Halong Bay, a magical world of emerald waters dotted with thousands of limestone islands, is undoubtedly Vietnam’s crown jewel. Located off Vietnam’s northern coast, Halong boasts an impressive landscape of 1969 islands topped with lush rainforests and delicately washed by the calm waters of the Gulf of Tonkin. Local legend tells of a celestial dragon sent by the Jade Emperor to stop a military aggression. The dragon spat great quantities of pearls to form islands and sharp cliffs in the enemy’s path. Following the victory, the dragons made the bay their home thus acquiring the name of Ha Long or The Descending Dragon. In addition to its stunning sights and some impressive caves, there is also plenty to do in this fairy-tale water world: luxury cruising, kayaking in the tranquil waters and swimming on secluded beaches are just some of the most popular activities here.
Sung Sot cave is one of the most visited places in Halong Bay and with reason.
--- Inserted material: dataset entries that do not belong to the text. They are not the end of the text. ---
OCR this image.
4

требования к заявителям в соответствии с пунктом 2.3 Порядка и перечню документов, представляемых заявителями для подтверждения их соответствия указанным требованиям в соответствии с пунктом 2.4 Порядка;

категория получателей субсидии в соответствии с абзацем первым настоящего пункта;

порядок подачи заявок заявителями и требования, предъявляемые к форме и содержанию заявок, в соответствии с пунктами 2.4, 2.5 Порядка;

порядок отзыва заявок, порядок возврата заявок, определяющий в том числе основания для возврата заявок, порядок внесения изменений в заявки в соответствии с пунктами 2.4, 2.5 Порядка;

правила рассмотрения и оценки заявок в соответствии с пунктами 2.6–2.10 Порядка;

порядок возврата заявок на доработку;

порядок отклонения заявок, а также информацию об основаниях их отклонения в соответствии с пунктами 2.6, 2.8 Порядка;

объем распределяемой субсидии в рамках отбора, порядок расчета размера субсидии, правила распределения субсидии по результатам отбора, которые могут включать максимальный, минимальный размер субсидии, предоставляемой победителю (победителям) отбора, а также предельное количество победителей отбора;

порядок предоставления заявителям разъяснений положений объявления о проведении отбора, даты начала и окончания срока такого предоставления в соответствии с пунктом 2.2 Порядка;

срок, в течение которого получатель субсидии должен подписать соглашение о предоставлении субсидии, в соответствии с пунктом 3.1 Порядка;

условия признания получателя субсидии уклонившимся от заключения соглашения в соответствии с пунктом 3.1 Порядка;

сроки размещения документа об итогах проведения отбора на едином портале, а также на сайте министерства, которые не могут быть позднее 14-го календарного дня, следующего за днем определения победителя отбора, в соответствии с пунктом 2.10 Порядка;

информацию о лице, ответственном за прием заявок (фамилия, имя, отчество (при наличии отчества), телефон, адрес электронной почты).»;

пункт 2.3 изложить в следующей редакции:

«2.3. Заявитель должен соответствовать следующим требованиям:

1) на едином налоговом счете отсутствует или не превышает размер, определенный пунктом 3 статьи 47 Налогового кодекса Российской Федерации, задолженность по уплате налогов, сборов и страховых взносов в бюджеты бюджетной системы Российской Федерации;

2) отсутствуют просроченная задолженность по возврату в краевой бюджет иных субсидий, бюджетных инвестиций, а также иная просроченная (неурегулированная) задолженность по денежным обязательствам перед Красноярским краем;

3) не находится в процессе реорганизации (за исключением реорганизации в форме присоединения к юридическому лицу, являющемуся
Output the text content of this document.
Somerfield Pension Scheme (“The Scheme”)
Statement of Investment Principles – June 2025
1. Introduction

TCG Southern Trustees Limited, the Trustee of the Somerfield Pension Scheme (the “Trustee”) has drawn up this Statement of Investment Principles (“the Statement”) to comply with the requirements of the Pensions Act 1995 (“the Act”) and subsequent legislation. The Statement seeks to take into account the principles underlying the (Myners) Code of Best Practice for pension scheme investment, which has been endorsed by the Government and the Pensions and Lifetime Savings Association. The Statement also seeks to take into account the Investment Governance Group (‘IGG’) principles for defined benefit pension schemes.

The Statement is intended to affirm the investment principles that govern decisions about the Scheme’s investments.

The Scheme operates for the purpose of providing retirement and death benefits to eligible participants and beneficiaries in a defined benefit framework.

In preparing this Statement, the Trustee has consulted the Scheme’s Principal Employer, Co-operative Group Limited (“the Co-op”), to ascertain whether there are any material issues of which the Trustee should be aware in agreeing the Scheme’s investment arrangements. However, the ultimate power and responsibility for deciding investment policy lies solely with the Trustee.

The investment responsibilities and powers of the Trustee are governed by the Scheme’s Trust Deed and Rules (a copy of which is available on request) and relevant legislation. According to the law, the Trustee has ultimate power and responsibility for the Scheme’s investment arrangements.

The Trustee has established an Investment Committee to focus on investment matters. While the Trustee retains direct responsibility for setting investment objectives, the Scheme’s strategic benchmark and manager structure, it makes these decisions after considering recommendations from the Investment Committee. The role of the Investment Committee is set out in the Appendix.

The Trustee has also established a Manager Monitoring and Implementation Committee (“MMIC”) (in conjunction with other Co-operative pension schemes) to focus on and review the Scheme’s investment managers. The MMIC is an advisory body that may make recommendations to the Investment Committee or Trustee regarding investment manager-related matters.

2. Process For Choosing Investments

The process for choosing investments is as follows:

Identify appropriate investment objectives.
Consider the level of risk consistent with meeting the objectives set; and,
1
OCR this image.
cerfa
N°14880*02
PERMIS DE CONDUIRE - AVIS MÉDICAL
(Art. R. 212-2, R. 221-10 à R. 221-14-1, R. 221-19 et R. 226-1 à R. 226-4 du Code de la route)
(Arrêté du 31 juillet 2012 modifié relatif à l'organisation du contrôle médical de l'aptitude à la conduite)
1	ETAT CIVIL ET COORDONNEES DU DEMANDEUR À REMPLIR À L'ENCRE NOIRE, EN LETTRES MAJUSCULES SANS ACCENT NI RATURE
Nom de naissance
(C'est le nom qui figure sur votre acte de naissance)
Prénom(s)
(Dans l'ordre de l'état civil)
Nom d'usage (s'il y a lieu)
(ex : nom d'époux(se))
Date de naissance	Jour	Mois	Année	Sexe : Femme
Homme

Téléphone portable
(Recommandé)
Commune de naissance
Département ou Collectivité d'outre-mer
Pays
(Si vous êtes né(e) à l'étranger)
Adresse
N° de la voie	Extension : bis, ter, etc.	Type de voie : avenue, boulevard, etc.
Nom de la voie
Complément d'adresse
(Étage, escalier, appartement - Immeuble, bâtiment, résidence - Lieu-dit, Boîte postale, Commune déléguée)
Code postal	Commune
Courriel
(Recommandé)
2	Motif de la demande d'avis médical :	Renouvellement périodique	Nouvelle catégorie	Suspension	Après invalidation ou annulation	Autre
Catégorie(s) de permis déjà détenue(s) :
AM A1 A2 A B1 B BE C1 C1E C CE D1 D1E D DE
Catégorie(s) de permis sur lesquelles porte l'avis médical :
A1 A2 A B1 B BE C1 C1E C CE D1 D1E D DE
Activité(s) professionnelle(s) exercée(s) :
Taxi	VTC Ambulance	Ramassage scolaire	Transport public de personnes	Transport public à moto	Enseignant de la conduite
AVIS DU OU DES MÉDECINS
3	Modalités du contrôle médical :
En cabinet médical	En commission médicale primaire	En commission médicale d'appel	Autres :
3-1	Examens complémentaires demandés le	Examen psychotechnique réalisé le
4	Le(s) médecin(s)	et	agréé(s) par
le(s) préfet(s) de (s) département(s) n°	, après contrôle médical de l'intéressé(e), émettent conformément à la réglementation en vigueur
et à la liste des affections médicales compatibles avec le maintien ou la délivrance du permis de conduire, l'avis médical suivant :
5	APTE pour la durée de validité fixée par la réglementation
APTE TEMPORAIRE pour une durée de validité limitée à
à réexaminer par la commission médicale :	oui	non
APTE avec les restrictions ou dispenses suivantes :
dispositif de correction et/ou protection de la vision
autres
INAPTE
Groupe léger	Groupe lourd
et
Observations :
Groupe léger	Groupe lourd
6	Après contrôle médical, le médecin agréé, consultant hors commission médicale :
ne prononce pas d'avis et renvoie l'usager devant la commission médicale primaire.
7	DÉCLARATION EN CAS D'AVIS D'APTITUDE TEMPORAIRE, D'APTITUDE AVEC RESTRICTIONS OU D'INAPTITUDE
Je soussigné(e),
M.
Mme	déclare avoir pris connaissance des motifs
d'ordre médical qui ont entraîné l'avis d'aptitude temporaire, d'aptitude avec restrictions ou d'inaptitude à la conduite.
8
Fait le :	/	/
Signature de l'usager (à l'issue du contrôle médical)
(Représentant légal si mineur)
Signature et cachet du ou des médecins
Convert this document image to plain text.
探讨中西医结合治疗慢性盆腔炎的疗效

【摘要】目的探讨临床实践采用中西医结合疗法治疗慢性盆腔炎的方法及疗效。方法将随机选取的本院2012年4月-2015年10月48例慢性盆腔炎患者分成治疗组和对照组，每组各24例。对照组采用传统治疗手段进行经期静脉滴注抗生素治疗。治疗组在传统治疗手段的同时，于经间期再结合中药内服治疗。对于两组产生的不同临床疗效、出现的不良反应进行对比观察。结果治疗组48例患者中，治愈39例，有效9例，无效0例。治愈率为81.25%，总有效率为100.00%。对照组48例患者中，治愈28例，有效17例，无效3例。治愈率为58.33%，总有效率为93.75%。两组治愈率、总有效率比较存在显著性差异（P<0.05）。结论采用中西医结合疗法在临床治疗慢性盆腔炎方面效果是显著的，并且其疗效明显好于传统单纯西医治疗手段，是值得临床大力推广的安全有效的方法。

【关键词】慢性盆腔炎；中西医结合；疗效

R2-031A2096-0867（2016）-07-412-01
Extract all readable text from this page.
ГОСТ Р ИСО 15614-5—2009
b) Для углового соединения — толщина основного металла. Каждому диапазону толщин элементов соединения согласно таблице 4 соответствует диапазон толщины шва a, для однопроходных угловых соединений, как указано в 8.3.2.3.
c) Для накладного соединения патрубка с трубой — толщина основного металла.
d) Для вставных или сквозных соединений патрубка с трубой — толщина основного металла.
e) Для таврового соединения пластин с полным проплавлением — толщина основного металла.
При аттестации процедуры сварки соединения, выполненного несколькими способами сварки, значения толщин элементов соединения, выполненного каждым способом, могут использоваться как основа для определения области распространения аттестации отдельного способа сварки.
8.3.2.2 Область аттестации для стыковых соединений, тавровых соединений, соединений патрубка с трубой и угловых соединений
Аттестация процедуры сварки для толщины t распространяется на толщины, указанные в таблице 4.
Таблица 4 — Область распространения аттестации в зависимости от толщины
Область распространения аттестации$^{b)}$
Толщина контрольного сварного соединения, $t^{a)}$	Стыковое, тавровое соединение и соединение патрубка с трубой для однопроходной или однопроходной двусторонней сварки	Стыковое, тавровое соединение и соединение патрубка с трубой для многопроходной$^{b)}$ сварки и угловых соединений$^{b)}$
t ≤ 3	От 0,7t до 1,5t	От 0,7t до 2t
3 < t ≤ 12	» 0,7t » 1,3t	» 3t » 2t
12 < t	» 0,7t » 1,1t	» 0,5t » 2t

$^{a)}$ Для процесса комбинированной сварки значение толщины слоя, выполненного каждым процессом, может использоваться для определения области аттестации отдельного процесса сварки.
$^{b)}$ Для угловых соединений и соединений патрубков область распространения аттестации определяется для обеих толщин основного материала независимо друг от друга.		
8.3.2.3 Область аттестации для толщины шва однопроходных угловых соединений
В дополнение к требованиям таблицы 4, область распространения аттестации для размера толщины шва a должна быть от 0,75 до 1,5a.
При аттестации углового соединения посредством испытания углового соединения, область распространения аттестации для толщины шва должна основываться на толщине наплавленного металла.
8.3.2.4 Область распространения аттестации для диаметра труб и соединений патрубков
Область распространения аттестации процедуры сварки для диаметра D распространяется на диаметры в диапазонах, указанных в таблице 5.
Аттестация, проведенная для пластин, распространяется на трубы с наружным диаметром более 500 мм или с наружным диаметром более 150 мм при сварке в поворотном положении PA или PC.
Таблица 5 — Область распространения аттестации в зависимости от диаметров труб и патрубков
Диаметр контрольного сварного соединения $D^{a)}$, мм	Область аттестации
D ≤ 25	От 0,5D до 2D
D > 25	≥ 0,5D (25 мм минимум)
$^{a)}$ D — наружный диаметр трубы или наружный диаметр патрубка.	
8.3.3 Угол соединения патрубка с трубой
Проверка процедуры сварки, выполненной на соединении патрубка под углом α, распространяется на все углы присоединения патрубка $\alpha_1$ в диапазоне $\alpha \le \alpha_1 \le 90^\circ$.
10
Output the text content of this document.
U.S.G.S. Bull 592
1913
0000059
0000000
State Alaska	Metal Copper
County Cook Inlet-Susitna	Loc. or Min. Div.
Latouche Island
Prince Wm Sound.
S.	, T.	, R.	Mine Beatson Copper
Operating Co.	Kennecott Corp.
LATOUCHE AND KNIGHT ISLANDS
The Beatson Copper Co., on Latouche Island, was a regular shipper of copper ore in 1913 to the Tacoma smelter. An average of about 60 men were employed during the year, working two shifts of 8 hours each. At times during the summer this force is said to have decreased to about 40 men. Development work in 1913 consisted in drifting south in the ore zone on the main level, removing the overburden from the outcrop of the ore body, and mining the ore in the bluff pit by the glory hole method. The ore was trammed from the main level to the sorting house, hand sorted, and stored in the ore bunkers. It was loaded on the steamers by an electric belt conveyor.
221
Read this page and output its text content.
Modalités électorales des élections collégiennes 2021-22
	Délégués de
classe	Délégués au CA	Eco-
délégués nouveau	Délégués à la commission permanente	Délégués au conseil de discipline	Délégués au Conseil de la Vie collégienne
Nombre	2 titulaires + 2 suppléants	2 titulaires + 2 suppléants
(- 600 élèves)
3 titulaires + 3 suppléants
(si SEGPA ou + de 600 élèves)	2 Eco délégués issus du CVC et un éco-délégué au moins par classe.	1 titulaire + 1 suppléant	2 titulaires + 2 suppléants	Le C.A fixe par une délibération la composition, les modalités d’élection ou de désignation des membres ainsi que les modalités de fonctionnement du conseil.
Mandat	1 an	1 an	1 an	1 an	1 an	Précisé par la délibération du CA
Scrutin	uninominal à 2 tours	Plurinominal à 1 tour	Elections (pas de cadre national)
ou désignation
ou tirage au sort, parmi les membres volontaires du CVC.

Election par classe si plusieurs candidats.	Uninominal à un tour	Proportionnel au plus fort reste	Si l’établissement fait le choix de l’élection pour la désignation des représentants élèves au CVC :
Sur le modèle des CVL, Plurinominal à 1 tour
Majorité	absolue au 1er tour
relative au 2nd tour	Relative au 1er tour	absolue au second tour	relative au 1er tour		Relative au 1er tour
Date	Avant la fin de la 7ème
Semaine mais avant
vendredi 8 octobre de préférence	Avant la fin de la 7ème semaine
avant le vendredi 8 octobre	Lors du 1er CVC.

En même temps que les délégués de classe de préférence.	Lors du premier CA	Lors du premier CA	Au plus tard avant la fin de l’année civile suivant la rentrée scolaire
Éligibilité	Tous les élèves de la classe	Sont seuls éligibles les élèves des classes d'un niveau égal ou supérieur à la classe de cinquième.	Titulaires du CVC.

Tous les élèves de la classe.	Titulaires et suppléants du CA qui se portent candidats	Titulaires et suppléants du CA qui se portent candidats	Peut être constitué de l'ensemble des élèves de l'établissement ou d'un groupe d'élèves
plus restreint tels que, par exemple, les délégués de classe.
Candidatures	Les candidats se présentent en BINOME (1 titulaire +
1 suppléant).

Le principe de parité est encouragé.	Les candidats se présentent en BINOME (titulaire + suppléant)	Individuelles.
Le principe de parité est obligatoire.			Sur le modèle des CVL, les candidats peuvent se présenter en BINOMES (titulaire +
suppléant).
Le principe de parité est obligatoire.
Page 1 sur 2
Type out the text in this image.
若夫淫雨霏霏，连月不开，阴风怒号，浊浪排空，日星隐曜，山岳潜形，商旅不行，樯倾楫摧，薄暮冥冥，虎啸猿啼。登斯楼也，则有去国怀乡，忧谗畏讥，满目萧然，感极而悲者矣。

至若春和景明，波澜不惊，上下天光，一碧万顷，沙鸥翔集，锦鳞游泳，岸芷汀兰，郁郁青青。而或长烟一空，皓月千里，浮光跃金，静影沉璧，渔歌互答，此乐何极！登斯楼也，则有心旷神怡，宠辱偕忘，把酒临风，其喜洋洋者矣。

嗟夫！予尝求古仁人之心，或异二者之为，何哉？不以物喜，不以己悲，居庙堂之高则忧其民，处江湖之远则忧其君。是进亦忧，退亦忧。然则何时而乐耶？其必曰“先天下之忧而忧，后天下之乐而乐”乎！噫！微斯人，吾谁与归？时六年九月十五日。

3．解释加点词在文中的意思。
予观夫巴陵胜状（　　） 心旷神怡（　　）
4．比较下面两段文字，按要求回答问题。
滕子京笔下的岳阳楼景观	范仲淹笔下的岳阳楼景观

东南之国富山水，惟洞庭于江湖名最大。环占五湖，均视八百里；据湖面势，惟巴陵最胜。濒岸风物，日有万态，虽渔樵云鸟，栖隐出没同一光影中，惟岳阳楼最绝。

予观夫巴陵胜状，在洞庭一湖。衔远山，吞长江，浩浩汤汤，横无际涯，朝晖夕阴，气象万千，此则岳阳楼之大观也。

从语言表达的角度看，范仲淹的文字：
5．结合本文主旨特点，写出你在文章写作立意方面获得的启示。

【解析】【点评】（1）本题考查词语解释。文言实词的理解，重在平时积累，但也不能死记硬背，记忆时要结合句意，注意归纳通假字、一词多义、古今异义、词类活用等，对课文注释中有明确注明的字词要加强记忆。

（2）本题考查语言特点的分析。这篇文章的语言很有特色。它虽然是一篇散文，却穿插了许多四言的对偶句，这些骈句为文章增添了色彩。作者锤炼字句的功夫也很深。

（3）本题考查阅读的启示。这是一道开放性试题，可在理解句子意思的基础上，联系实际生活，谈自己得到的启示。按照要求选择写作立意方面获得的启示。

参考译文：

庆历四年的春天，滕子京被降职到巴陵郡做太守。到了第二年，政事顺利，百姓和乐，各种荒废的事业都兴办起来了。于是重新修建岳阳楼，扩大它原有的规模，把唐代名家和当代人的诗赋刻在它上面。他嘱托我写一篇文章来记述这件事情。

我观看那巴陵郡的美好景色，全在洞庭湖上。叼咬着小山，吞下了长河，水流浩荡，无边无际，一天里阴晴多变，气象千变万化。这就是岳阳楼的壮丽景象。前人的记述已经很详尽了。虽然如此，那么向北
This massive grotto is divided in three halls, all of which are open to visit. To access it, you only have to climb thirty stairs that lead directly to the entrance of the cave. Inside you will find a colorful world of stalactites, stalagmites and peculiar karst formations. One of the most revered by the locals is a rock in the shape of a turtle, to which both locals and foreign tourists leave offerings.
The largest island in Halong Bay is Cat Ba Island. Inhabited by a fishing community of some 14,000 people, the island also houses a national park of the same name. The park is home to a multitude of plant and animal species, including the langur, currently close to extinction. Cat Ba is also the de facto base to explore the less famous but equally beautiful Lan Ha Bay, off the island’s southern coast.
Most cruise ships visit one of the floating villages in Halong Bay. These villages were initially built so that fishermen could sell their fresh catch. Soon after houses, schools, shops and even a floating police station began to sprout next to the small fish farms. Its inhabitants have lived here for generations. Some of the villages even offer rudimentary over-water accommodation for the adventure travelers looking for novel experiences. You can explore the villages by boat or kayak.
Cat Dua, an island in Lan Ha Bay, just across from Cat Ba, offers some of the best panoramic views of the bay and its rock formations. The island, as its name suggests, is full of monkeys, waiting for you on the beach, ready to do anything to steal your food. It is best to avoid offering them food and to stay away from them. Once on the island, you can climb a fairly steep mountain, to enjoy the breathtaking views from the top. We recommend you wear suitable footwear.
Besides the cruise de rigueur across Halong Bay, one experience we wholeheartedly recommend is a kayak excursion. The waters of the bay are usually calm and perfect for kayaking. This will enable you to explore some parts of Halong Bay on your own and discover the corners that interest you most, such as cliffs, empty beaches and lagoons. Note that most of the cruise companies that operate in both Halong and Lan Ha Bay offer kayaking expeditions as part of their programs.